In her email later that night, OMA spokeswoman Emilia Bourmas-Fry confirmed the museum had been contacted by the FBI in 2021 — but said the museum itself was not the target of the probe and agents had not visited the institution in Loch Haven Park, north of downtown.
“Last year, the Museum complied with a request for information,” Bourmas-Fry wrote. “The Museum has never been led to believe it was or is the subject of any investigation and has never had any FBI activity on-site. We see our involvement purely as a fact witness.”
The New York Times reported that the FBI subpoena required the museum to hand over Board of Trustees records about the art, as well as “any and all” communication between employees, the artworks’ owners and experts consulted about the paintings. But the newspaper said the subpoena did not make clear specifically whom was being investigated. The sale of art known to be fake is a federal crime.

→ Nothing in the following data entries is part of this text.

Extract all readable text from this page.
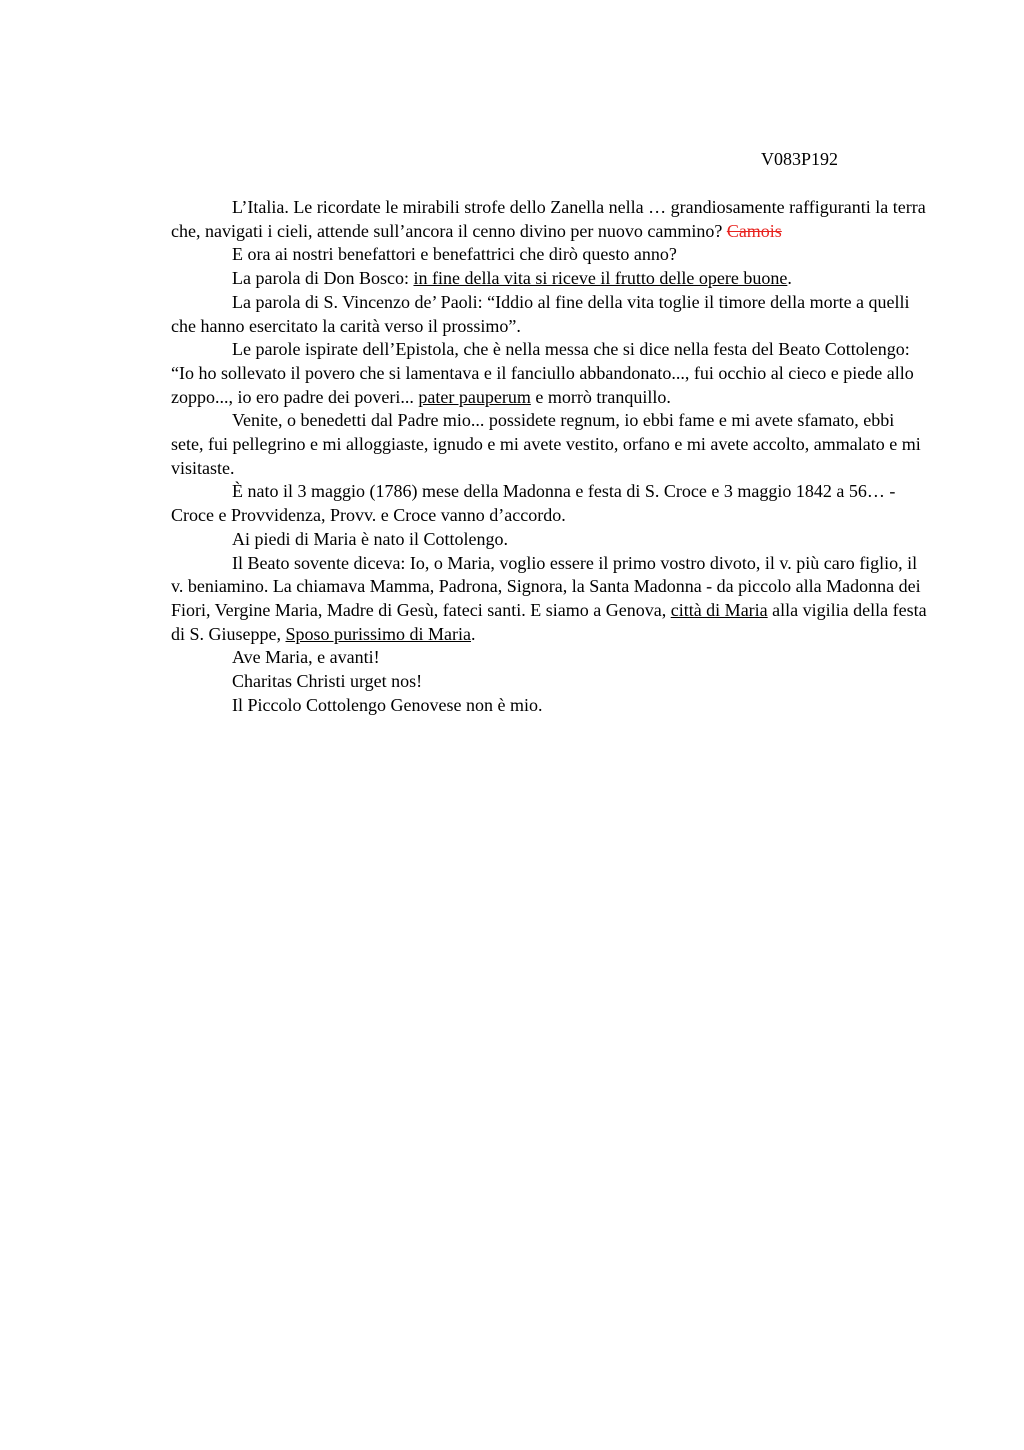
V083P192

L’Italia. Le ricordate le mirabili strofe dello Zanella nella … grandiosamente raffiguranti la terra che, navigati i cieli, attende sull’ancora il cenno divino per nuovo cammino? Camois

E ora ai nostri benefattori e benefattrici che dirò questo anno?

La parola di Don Bosco: in fine della vita si riceve il frutto delle opere buone.

La parola di S. Vincenzo de’ Paoli: “Iddio al fine della vita toglie il timore della morte a quelli che hanno esercitato la carità verso il prossimo”.

Le parole ispirate dell’Epistola, che è nella messa che si dice nella festa del Beato Cottolengo: “Io ho sollevato il povero che si lamentava e il fanciullo abbandonato..., fui occhio al cieco e piede allo zoppo..., io ero padre dei poveri... pater pauperum e morrò tranquillo.

Venite, o benedetti dal Padre mio... possidete regnum, io ebbi fame e mi avete sfamato, ebbi sete, fui pellegrino e mi alloggiaste, ignudo e mi avete vestito, orfano e mi avete accolto, ammalato e mi visitaste.

È nato il 3 maggio (1786) mese della Madonna e festa di S. Croce e 3 maggio 1842 a 56… - Croce e Provvidenza, Provv. e Croce vanno d’accordo.

Ai piedi di Maria è nato il Cottolengo.

Il Beato sovente diceva: Io, o Maria, voglio essere il primo vostro divoto, il v. più caro figlio, il v. beniamino. La chiamava Mamma, Padrona, Signora, la Santa Madonna - da piccolo alla Madonna dei Fiori, Vergine Maria, Madre di Gesù, fateci santi. E siamo a Genova, città di Maria alla vigilia della festa di S. Giuseppe, Sposo purissimo di Maria.

Ave Maria, e avanti!

Charitas Christi urget nos!

Il Piccolo Cottolengo Genovese non è mio.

At stake is a big financial payoff for the California-based owners, art dealer William Force, retired salesman Lee Mangin and attorney Pierce O’Donnell — if the works could be sold. One estimate valued them at $100 million if genuine.
Basquiat had a short but meteoric career, bursting onto the cultural scene as a street artist in the early 1980s. After just a few years of creating his distinctive graffitilike work, he died of a heroin overdose at age 27.
Meanwhile, the “Heroes and Monsters” exhibition will be closing in a matter of weeks — just four months after opening — despite originally being announced as running through the summer of 2023. Bourmas-Fry confirmed via email that the exhibit would close at the end of June and be shipped to Italy, where exhibitions are planned. She would not say when or why the decision to end the exhibit early was made.
“Due to the sensitivities of the situation, we cannot comment further than the statement,” she wrote.
But even though the art will have departed Orlando, she said, the museum would still assist the FBI in its investigation.
“As we close the ‘Heroes and Monsters’ exhibition in a few weeks, we will continue to cooperate should there ever be any future requests,” she wrote.